Haïti : le choléra viendrait bien de l’ONU et des soldats népalais

Publié le 10 décembre 2010 sur OSIBouaké.org

Par David Perrotin | Rue89 | 09/12/2010 | 18H41

La rumeur n’en était sans doute pas une. Selon le rapport du professeur Renaud Piarroux, épidémiologiste mandaté par la France, les Casques bleus népalais seraient bien à l’origine de l’épidémie de choléra en Haïti. Celle-ci a déjà fait 2 120 morts et contaminé près de 92 000 personnes.

Dans son rapport, confidentiel mais révélé mercredi 8 décembre par France 2, le professeur écrit :

« La mission d’investigation révèle le caractère sévère et inhabituel de cette épidémie dont l’origine importée ne fait aucun doute.

Elle a démarré aux abords du camp de la Minustah [Mission des Nations unies pour la stabilisation en Haïti, nldr]. »

Selon le quotidien Libération de ce jeudi, une source médicale confirme que le foyer infectieux est parti du camp népalais. (Voir le sujet de BFM-TV diffusé mercredi)

En octobre, une étude réalisée par les Centres de prévention et de contrôle des maladies (CDC) d’Atlanta avait déjà conclu que la bactérie du choléra en Haïti était de souche sud-asiatique.

Trois morts et une vingtaine de blessés

Chaque année, le Népal connaît des pics récurrents de choléra. En septembre, alors que l’épidémie y sévit, des soldats onusiens quittent le pays pour venir en aide à la population haïtienne.

Quand l’épidémie débute sur l’île, les Haïtiens accusent très vite les Casques bleus asiatiques d’avoir introduit le choléra via une base de la région rurale de la rivière Artibonite, où sont apparus les premiers cas de contamination.

Des rumeurs selon lesquelles des soldats népalais auraient déversé leurs excréments dans un affluent du fleuve alimentent alors les tensions.

Certains Haïtiens s’en prennent violemment aux forces de maintien de la paix et exigent leur départ. Les soldats se défendent notamment par des tirs de gaz lacrymogènes, mais pas seulement. Bilan : trois morts et une vingtaine de blessés.

Démentis catégoriques de l’ONU   et de l’armée népalaise

Ce rapport rend donc obsolètes les nombreux démentis de Nations unies. Cité par Libération, un porte-parole de l’ONU  , Martin Nesirky, déclarait, le 7 décembre à New-York :

« La mission a conduit un certain nombre de tests dans l’eau à l’intérieur du camp et entre le camp et la rivière, et tous les résultats ont été négatifs. »

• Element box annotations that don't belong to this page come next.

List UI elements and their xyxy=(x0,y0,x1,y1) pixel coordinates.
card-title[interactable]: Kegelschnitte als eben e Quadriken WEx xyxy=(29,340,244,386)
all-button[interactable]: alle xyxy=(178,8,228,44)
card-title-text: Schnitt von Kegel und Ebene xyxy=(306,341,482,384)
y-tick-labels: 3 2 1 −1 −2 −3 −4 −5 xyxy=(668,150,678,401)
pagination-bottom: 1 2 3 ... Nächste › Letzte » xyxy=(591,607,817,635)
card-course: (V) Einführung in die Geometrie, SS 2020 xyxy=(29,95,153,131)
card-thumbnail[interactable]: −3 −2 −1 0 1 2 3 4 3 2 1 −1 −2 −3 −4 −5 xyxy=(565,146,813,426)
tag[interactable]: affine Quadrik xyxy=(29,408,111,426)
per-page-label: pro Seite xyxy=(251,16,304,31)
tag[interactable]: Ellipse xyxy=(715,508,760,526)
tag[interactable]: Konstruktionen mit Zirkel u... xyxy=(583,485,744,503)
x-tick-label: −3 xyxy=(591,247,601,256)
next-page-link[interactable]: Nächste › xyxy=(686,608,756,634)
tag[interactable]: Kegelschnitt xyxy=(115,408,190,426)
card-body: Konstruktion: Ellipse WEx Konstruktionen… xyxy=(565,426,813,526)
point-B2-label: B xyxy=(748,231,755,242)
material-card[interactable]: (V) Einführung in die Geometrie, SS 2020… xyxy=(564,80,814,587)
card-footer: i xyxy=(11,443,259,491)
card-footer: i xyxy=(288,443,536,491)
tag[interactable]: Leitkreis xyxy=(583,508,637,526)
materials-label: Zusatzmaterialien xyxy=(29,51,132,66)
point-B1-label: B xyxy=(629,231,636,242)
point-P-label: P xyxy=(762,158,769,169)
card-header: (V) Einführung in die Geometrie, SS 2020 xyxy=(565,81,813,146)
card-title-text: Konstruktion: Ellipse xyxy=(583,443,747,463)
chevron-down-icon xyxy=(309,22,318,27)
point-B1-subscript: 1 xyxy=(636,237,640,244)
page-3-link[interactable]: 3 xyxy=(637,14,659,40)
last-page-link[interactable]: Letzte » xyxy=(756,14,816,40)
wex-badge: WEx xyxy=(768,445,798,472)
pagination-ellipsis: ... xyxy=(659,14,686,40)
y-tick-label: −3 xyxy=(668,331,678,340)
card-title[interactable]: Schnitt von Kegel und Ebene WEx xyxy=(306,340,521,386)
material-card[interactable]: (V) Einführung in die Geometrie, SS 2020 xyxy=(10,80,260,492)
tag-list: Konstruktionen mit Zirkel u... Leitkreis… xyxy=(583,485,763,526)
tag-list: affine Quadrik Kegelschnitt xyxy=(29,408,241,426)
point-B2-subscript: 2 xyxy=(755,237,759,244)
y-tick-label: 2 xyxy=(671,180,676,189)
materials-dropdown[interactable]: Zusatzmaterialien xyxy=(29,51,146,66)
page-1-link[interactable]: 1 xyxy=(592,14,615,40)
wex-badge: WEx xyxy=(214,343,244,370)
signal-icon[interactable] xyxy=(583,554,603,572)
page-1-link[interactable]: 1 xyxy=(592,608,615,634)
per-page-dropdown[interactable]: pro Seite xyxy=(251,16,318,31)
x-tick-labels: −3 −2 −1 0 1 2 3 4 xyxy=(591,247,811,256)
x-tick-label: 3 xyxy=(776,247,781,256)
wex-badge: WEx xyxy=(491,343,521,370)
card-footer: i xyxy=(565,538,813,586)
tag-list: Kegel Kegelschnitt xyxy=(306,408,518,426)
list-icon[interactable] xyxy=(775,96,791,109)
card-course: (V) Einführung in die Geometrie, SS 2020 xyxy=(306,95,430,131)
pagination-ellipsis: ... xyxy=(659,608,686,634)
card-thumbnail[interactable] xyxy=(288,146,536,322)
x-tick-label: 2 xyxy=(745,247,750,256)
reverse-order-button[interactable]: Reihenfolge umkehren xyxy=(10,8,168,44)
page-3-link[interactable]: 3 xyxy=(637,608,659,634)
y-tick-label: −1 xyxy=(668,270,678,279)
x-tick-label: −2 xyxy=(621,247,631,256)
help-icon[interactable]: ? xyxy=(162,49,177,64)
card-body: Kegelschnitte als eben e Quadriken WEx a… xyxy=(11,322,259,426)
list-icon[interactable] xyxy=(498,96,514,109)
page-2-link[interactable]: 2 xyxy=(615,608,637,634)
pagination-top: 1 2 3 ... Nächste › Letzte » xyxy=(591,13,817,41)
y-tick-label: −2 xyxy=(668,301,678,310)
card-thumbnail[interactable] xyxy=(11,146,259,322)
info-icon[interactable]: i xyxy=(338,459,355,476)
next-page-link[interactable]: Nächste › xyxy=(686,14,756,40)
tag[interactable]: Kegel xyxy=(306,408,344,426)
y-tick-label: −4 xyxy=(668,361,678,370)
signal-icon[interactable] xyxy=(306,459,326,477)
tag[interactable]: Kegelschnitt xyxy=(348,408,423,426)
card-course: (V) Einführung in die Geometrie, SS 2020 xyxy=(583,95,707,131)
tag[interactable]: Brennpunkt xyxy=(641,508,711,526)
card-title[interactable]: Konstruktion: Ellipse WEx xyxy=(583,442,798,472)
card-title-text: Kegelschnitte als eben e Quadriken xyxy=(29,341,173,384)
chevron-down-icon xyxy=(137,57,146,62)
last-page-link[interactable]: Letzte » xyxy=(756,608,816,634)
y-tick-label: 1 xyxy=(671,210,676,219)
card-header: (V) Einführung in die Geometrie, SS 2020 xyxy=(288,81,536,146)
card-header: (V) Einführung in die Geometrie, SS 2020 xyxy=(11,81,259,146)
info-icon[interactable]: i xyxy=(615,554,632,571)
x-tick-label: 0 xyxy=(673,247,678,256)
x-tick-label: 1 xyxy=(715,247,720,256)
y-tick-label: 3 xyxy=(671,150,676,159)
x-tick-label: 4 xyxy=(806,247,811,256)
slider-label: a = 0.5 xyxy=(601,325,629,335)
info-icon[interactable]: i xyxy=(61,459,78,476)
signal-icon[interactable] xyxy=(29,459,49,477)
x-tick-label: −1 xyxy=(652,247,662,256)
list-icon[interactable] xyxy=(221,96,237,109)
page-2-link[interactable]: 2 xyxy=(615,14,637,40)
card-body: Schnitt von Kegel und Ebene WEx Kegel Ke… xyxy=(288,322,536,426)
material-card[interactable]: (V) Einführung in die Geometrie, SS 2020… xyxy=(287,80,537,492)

Le lendemain, un porte-parole de l’armée népalaise est encore plus catégorique :

« C’est une conclusion hypothétique et nous condamnons fermement de telles allégations sans faits ni preuves solides. »

A MSF  , l’origine de l’épidémie « fait débat en interne »

Rony Brauman, ancien président de Médecins sans frontières (MSF  ), partageait cet avis, ce 18 novembre sur France Info :

« Dans les représentations collectives, l’épidémie vient toujours d’ailleurs. […]

Mais il y a une forte chance que l’épidémie vienne de la mer [du plancton, ndlr]. »

Un responsable de MSF  , interrogé ce jeudi par Rue89, admet que désormais la question « fait débat en interne » :

« C’est vrai que c’est un sujet hautement politique qui dépasse le domaine épidémiologique. Mais les personnes qui répondent ont accès à des dossiers qui confirment ou infirment ces accusations.

Certains, à MSF  , pensent que, vu le contexte politique en Haïti, il vaudrait mieux attendre avant de rendre publiques les expertises. D’autres veulent la transparence immédiate. »

Selon le docteur Marie-Pierre Allié, présidente de MSF  , ce qui importe c’est de ne pas laisser place ni aux rumeurs, ni aux soupçons :

« Il est essentiel de déterminer l’origine [de l’épidémie, ndlr]. Par exemple, on peut être plus optimiste si le choléra provient des soldats. Si cela vient de la mer et notamment à cause du réchauffement climatique, les conséquences à long terme peuvent être beaucoup plus graves. »

La présidente critique notamment l’ONU   :

« Au lieu de réfuter les accusations, l’ONU   aurait dû dès le départ lancer des investigations. Les informations épidémiques que l’on reçoit sont trop parcellaires. »

Des émeutes ont eu lieu après les résultats du premier tour de la présidentielle, mardi soir. Ces révélations sur le choléra et l’anniversaire du tremblement de terre, le 12 janvier, ne promettent pas de retour au calme dans le pays.